Thousands of people fled the besieged area of Eastern Ghouta on Thursday as Syrian forces advanced into the rebel-held enclave on the edge of Damascus, state TV and monitoring groups reported.
The Syrian news agency SANA said more than 10,000 had escaped from the town of Hamoriya to government-controlled parts of the Syrian capital. The UK-based Syrian Observatory for Human Rights (SOHR) put the figure at more than 12,500.
Images on state TV showed hundreds of people carring their belongings out the enclave on foot and in the back of pickup trucks. Soldiers were seen in the footage, but there were no signs of local or international aid groups.
The Red Cross told CNN they were not involved in the ongoing exodus — one of the largest in a single day during Syria’s war, which entered its eighth year on Thursday.
The UN children’s agency said it was assisting families and children at three shelters in suburban Damascus and at reception points outside the enclave. The civilian exodus comes hours after reports of intensified overnight airstrikes in Eastern Ghouta.
One of Eastern Ghouta’s major rebel groups, Faylaq al Rahman, withdrew from Hamoriya as the Syrian military moved rapidly into the town, according to SOHR.
A Faylaq al Rahman spokesman CNN spoke to declined to say whether the group had pulled out, but accused Syrian regime forces of using escaping civilians as human shields during their advance.

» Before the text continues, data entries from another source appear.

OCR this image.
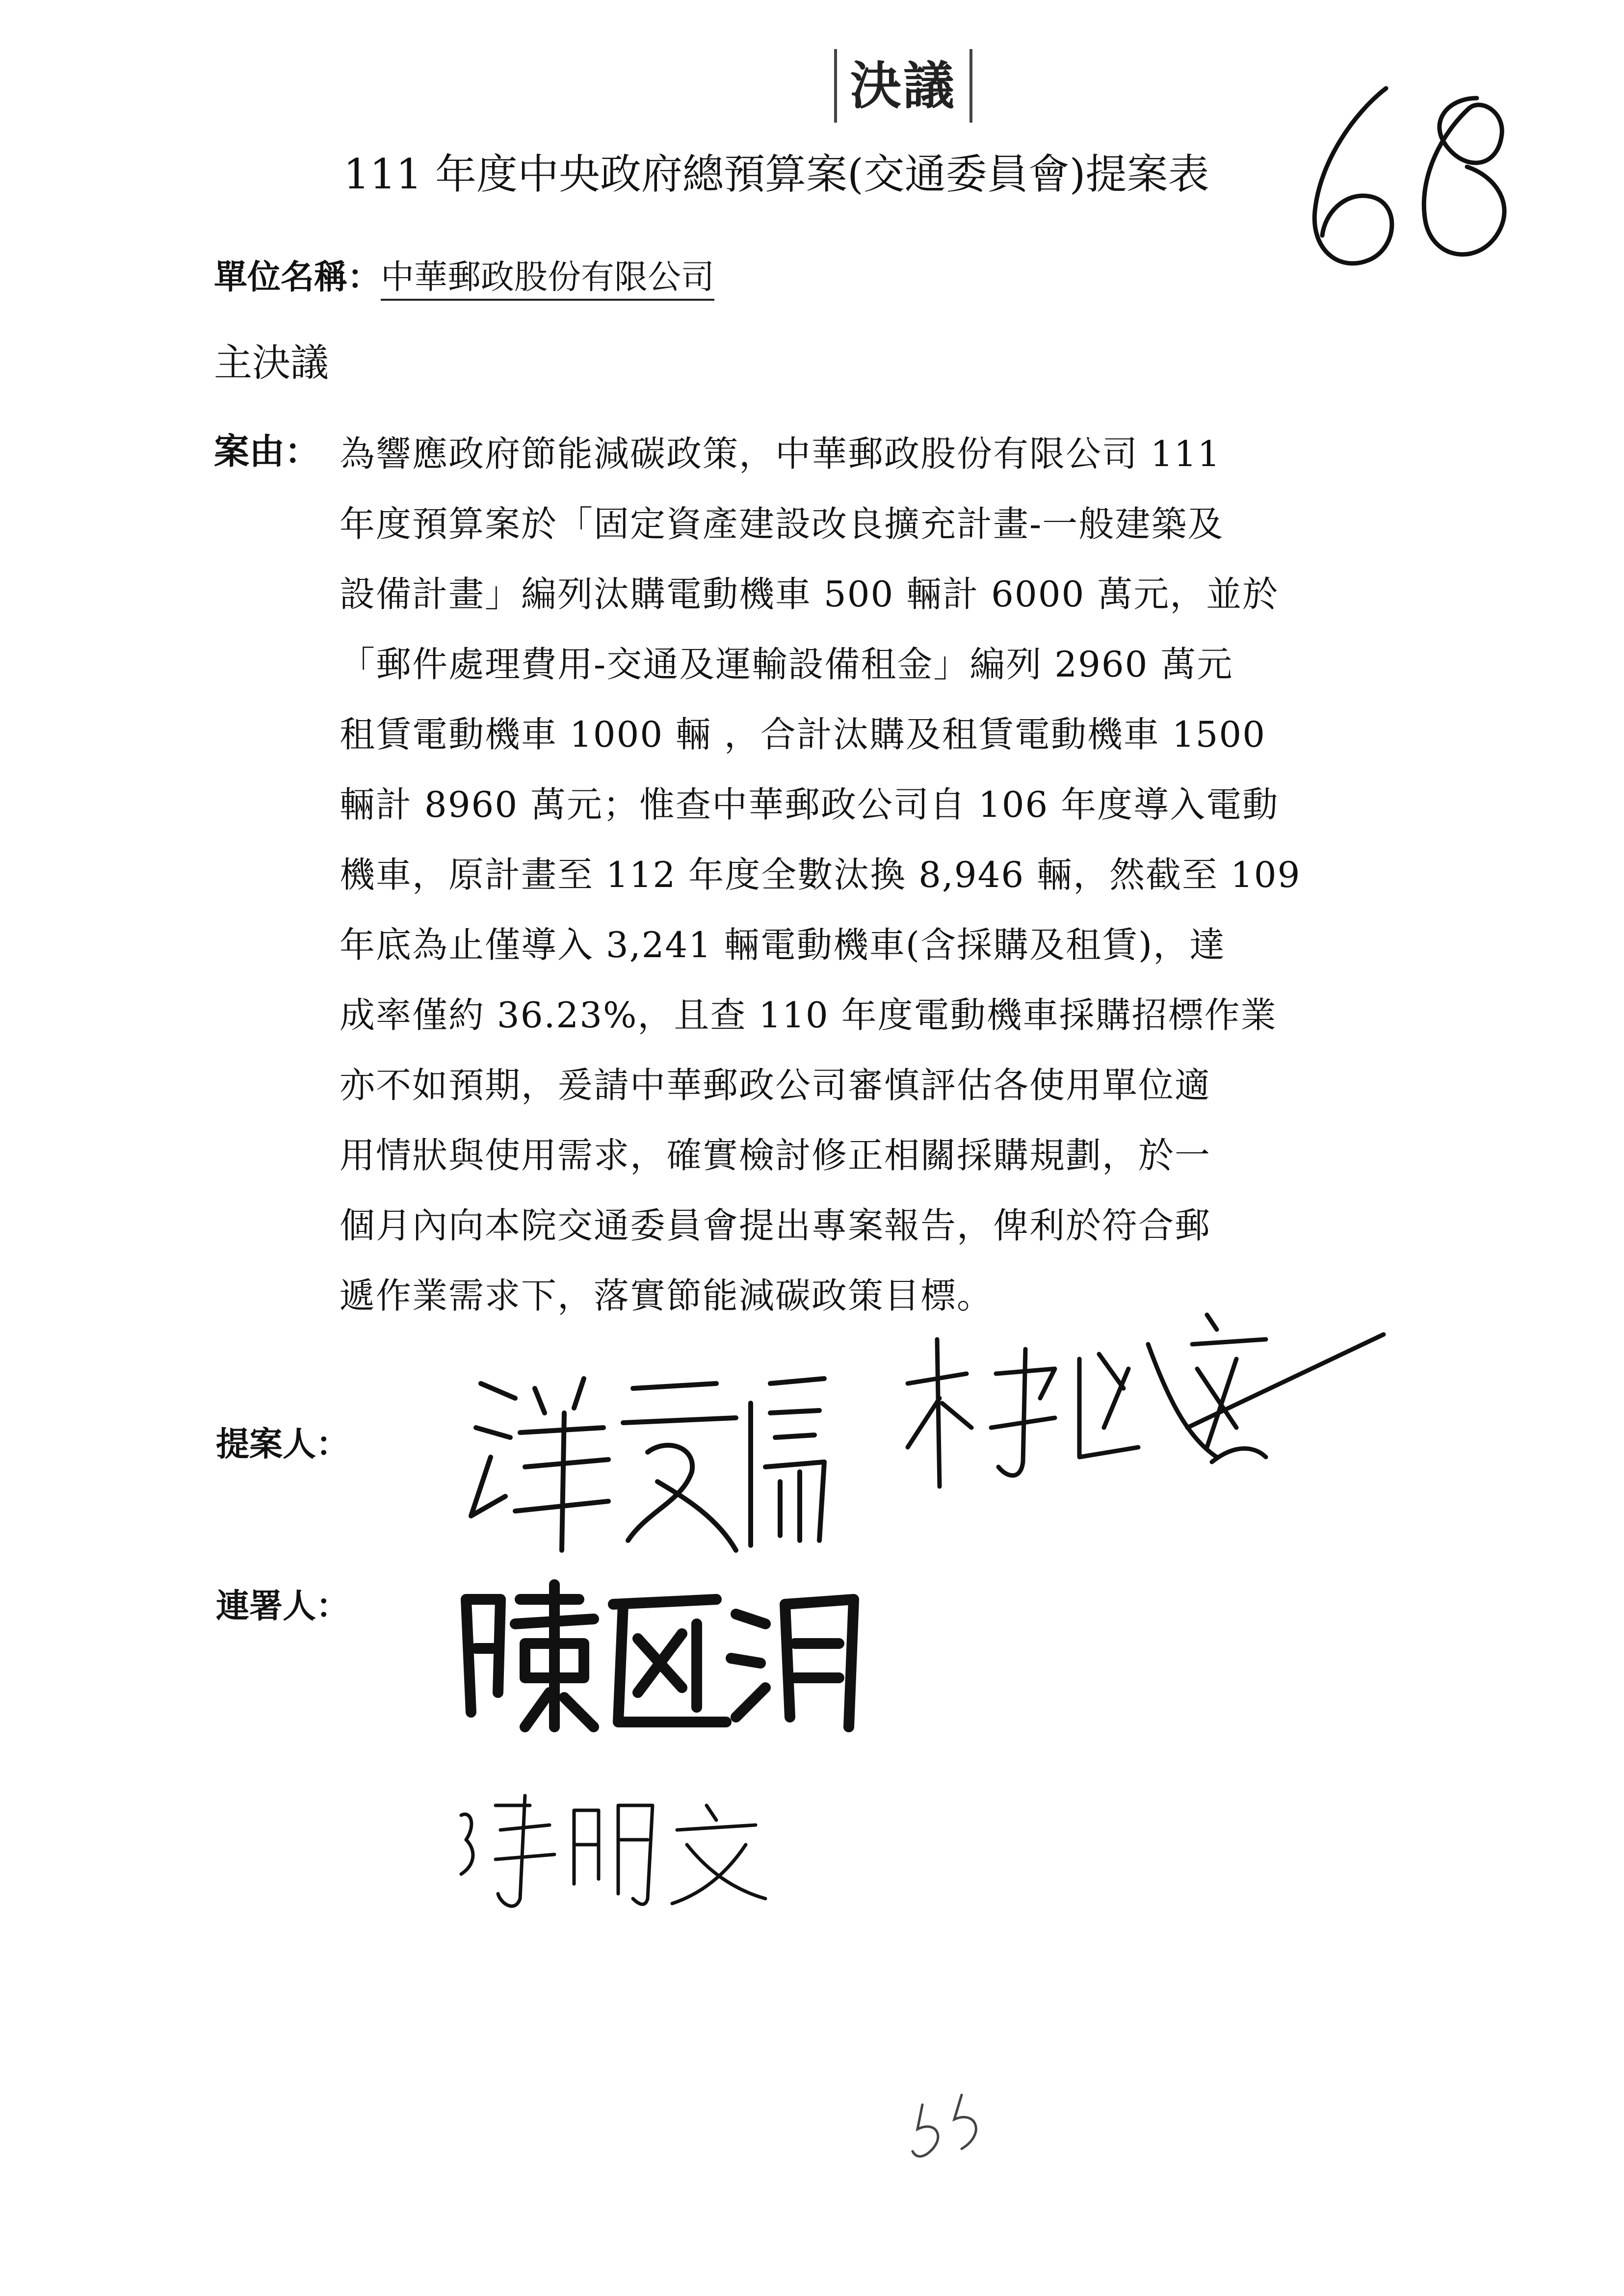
決議
111 年度中央政府總預算案(交通委員會)提案表
單位名稱：中華郵政股份有限公司
主決議
案由： 為響應政府節能減碳政策，中華郵政股份有限公司 111
年度預算案於「固定資產建設改良擴充計畫-一般建築及
設備計畫」編列汰購電動機車 500 輛計 6000 萬元，並於
「郵件處理費用-交通及運輸設備租金」編列 2960 萬元
租賃電動機車 1000 輛 ，合計汰購及租賃電動機車 1500
輛計 8960 萬元；惟查中華郵政公司自 106 年度導入電動
機車，原計畫至 112 年度全數汰換 8,946 輛，然截至 109
年底為止僅導入 3,241 輛電動機車(含採購及租賃)，達
成率僅約 36.23%，且查 110 年度電動機車採購招標作業
亦不如預期，爰請中華郵政公司審慎評估各使用單位適
用情狀與使用需求，確實檢討修正相關採購規劃，於一
個月內向本院交通委員會提出專案報告，俾利於符合郵
遞作業需求下，落實節能減碳政策目標。
提案人：
連署人：
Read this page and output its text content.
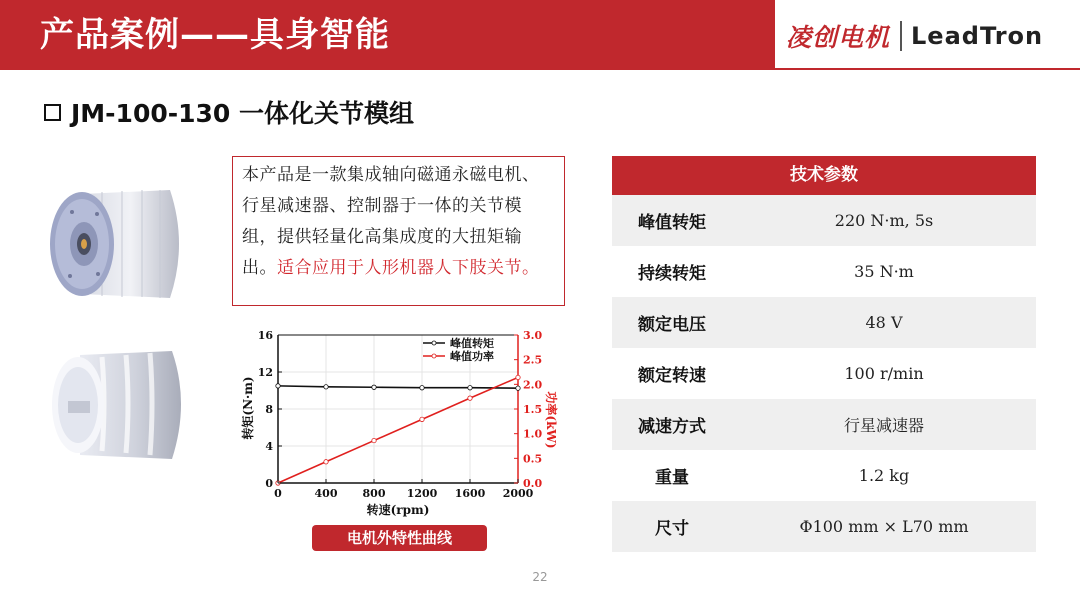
产品案例——具身智能	凌创电机 LeadTron
JM-100-130 一体化关节模组
本产品是一款集成轴向磁通永磁电机、行星减速器、控制器于一体的关节模组，提供轻量化高集成度的大扭矩输出。适合应用于人形机器人下肢关节。
0	400 800 1200 1600 2000
0
4
8
12
16
0.0
0.5
1.0
1.5
2.0
2.5
3.0
转速(rpm)
转矩(N·m)	功率(kW)
峰值转矩
峰值功率
电机外特性曲线
技术参数
峰值转矩	220 N·m, 5s
持续转矩	35 N·m
额定电压	48 V
额定转速	100 r/min
减速方式	行星减速器
重量	1.2 kg
尺寸	Φ100 mm × L70 mm
22
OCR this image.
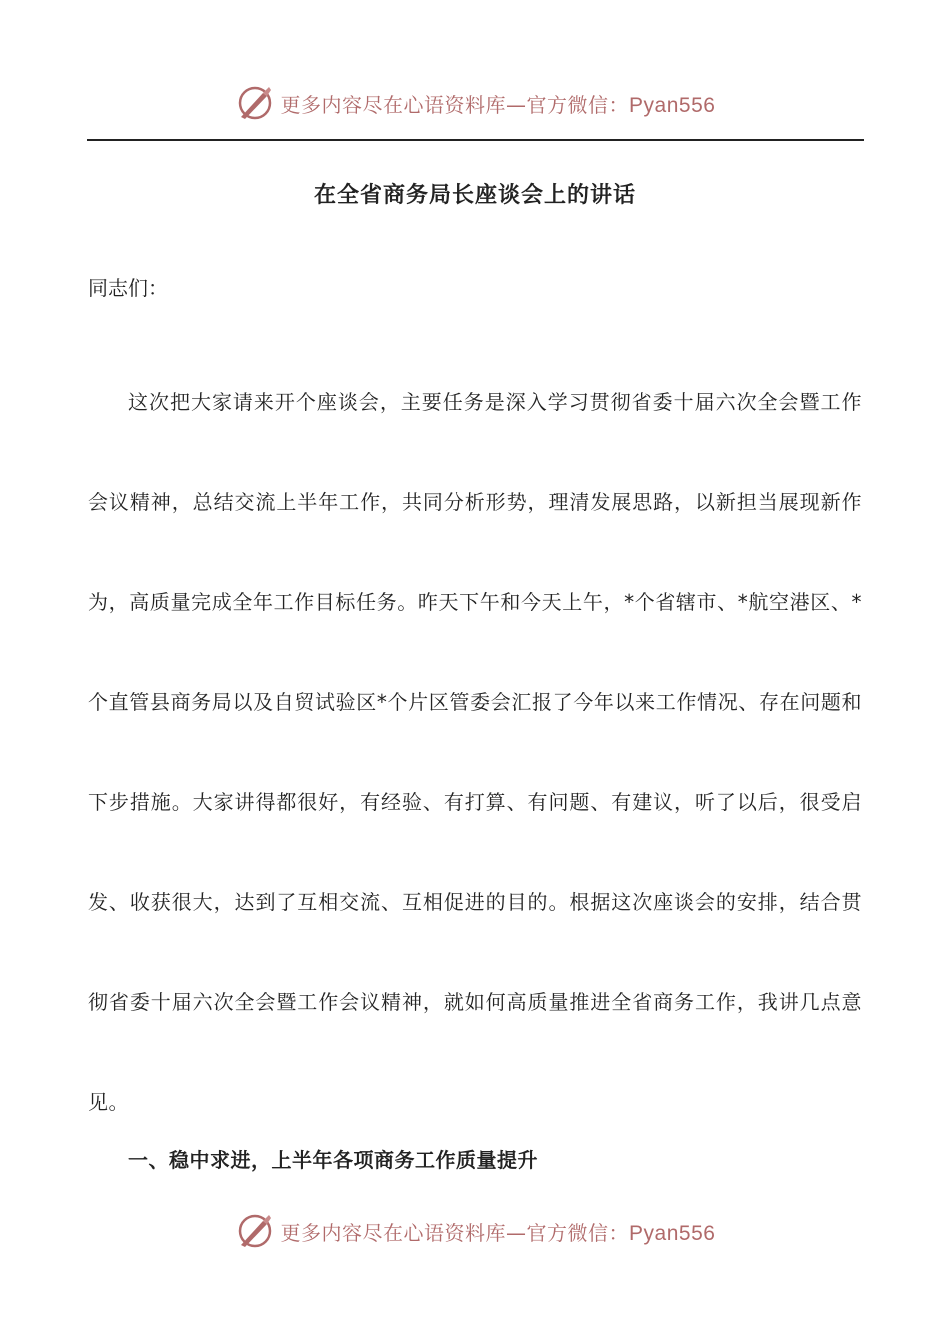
更多内容尽在心语资料库—官方微信：Pyan556
在全省商务局长座谈会上的讲话
同志们：

这次把大家请来开个座谈会，主要任务是深入学习贯彻省委十届六次全会暨工作会议精神，总结交流上半年工作，共同分析形势，理清发展思路，以新担当展现新作为，高质量完成全年工作目标任务。昨天下午和今天上午，*个省辖市、*航空港区、*个直管县商务局以及自贸试验区*个片区管委会汇报了今年以来工作情况、存在问题和下步措施。大家讲得都很好，有经验、有打算、有问题、有建议，听了以后，很受启发、收获很大，达到了互相交流、互相促进的目的。根据这次座谈会的安排，结合贯彻省委十届六次全会暨工作会议精神，就如何高质量推进全省商务工作，我讲几点意见。

一、稳中求进，上半年各项商务工作质量提升
更多内容尽在心语资料库—官方微信：Pyan556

The scenes are reminiscent of the mass evacuations that occurred when regime troops overran Aleppo in a brutal military campaign in 2016. That battle was considered one of the bloodiest of Syria’s civil war.
A matter of time
Eastern Ghouta has been under siege since 2012, but a renewed government assault that began in mid-February has left more than 1,000 civilians dead.
The Syrian government has advanced steadily into Eastern Ghouta, starting with villages and towns in the east before regime forces split the rebel-held areas of the suburb into three parts last week.
The offensive has been carried out with the support of Russia, a key ally of Syrian President Bashar al-Assad, and in defiance of a United Nations call for a ceasefire.
Observers say it is now only a matter of time before the regime takes control of the entire enclave, one of the last major rebel-held areas in the country.
“This is the horrifying aspect of this. We could see all of this weeks ago that it was going to happen,” said Center of British Arab Understand directory Chris Doyle. “An endless amount of suffering could have been avoided with some sort of sensible deal.”